What am I doing with all this power you ask? Well, let me give you an example. I have 10 years worth of archives loaded into the cluster. As part of the Articles project, I turned each text file into an Atom representation which has allowed us to do various things with the metadata. At first, I put each individual file into the HDFS (Hadoop Distributed FileSystem) but then I would have needed to write some additional code for Hadoop to look at the files individually as opposed to the default of looking at the selection of lines in each file. Eventually I’ll do that but it would have been yak shaving at the beginning.

Instead, I collapsed files from each month into one, having each line but a story. This allowed Hadoop’s default splitter to go crazy. One of the first Map/Reduce jobs I wrote was to go through each story, find all of the A1 (front page) stories and see who wrote it. That would be the Map part of it while the Reduce piece added all of the instances together so you could easily see the leaderboard. I mentioned this to one of my colleagues and warned me that having that data fall into the wrong hands could destroy the newsroom.
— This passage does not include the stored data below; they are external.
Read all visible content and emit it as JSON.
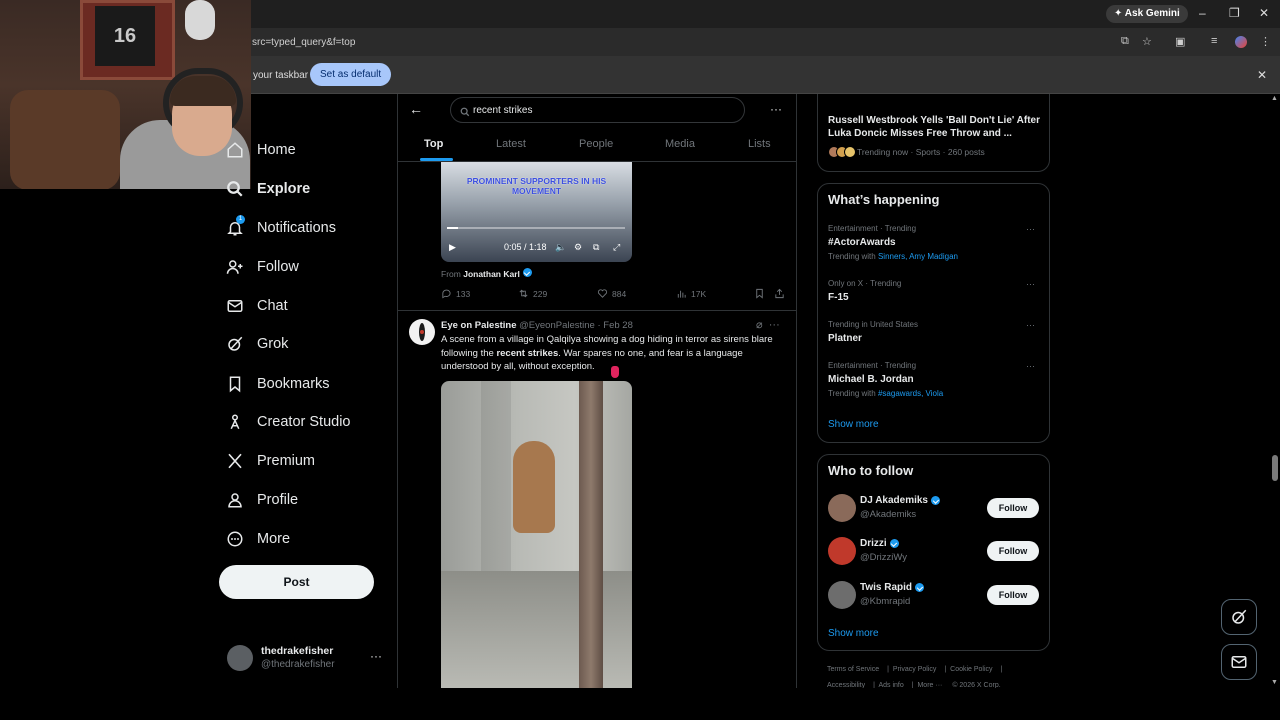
{
  "browser": {
    "url": "src=typed_query&f=top",
    "ask_gemini": "Ask Gemini",
    "infobar_message": "your taskbar",
    "set_default_label": "Set as default"
  },
  "webcam": {
    "jersey_number": "16"
  },
  "nav": {
    "items": [
      {
        "label": "Home",
        "icon": "home-icon"
      },
      {
        "label": "Explore",
        "icon": "search-icon"
      },
      {
        "label": "Notifications",
        "icon": "bell-icon",
        "badge": "1"
      },
      {
        "label": "Follow",
        "icon": "person-add-icon"
      },
      {
        "label": "Chat",
        "icon": "mail-icon"
      },
      {
        "label": "Grok",
        "icon": "grok-icon"
      },
      {
        "label": "Bookmarks",
        "icon": "bookmark-icon"
      },
      {
        "label": "Creator Studio",
        "icon": "creator-icon"
      },
      {
        "label": "Premium",
        "icon": "x-icon"
      },
      {
        "label": "Profile",
        "icon": "profile-icon"
      },
      {
        "label": "More",
        "icon": "more-circle-icon"
      }
    ],
    "post_label": "Post",
    "account": {
      "name": "thedrakefisher",
      "handle": "@thedrakefisher"
    }
  },
  "search": {
    "query": "recent strikes",
    "tabs": [
      "Top",
      "Latest",
      "People",
      "Media",
      "Lists"
    ],
    "active_tab": "Top"
  },
  "tweet1": {
    "video_caption_line1": "PROMINENT SUPPORTERS IN HIS",
    "video_caption_line2": "MOVEMENT",
    "time": "0:05 / 1:18",
    "progress": 0.064,
    "from_prefix": "From",
    "from_name": "Jonathan Karl",
    "replies": "133",
    "reposts": "229",
    "likes": "884",
    "views": "17K"
  },
  "tweet2": {
    "name": "Eye on Palestine",
    "handle": "@EyeonPalestine",
    "date": "Feb 28",
    "text_before": "A scene from a village in Qalqilya showing a dog hiding in terror as sirens blare following the ",
    "text_bold": "recent strikes",
    "text_after": ". War spares no one, and fear is a language understood by all, without exception."
  },
  "right": {
    "news": {
      "title": "Russell Westbrook Yells 'Ball Don't Lie' After Luka Doncic Misses Free Throw and ...",
      "meta": "Trending now · Sports · 260 posts"
    },
    "whats_happening_title": "What’s happening",
    "trends": [
      {
        "context": "Entertainment · Trending",
        "name": "#ActorAwards",
        "with_prefix": "Trending with",
        "with": "Sinners, Amy Madigan"
      },
      {
        "context": "Only on X · Trending",
        "name": "F-15",
        "with_prefix": "",
        "with": ""
      },
      {
        "context": "Trending in United States",
        "name": "Platner",
        "with_prefix": "",
        "with": ""
      },
      {
        "context": "Entertainment · Trending",
        "name": "Michael B. Jordan",
        "with_prefix": "Trending with",
        "with": "#sagawards, Viola"
      }
    ],
    "show_more": "Show more",
    "who_to_follow_title": "Who to follow",
    "follow_label": "Follow",
    "who_to_follow": [
      {
        "name": "DJ Akademiks",
        "handle": "@Akademiks",
        "avatar_color": "#8a6a5a"
      },
      {
        "name": "Drizzi",
        "handle": "@DrizziWy",
        "avatar_color": "#c0392b"
      },
      {
        "name": "Twis Rapid",
        "handle": "@Kbmrapid",
        "avatar_color": "#6d6d6d"
      }
    ],
    "footer": [
      "Terms of Service",
      "Privacy Policy",
      "Cookie Policy",
      "Accessibility",
      "Ads info",
      "More ···",
      "© 2026 X Corp."
    ]
  }
}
I think he was kidding but I’m not that sure.

Other tests have been seeing what the breakdown of sections (News, Sports, Business, etc) have been on the front page, what keywords have been used the most across all 10 years as well as on the front page and more recently, using the keywords to try and train a Naive Bayes classifier using Mahout. That one didn’t really work well but the idea still intrigues me.

In all the talk of the demise of the newspaper, one thing still bothers me. Newspapers are one of the few organizations that has real information about the past, information beyond just the facts. Doing things with this information can only help find the proper place for newspapers and the data they’ve created.

Hadoop isn’t some sort of cure all for the woes we face but I think it gives a glimpse of how a future news organization could use data to do incredible things and give users a much different relationship with the news, one they would renew every day.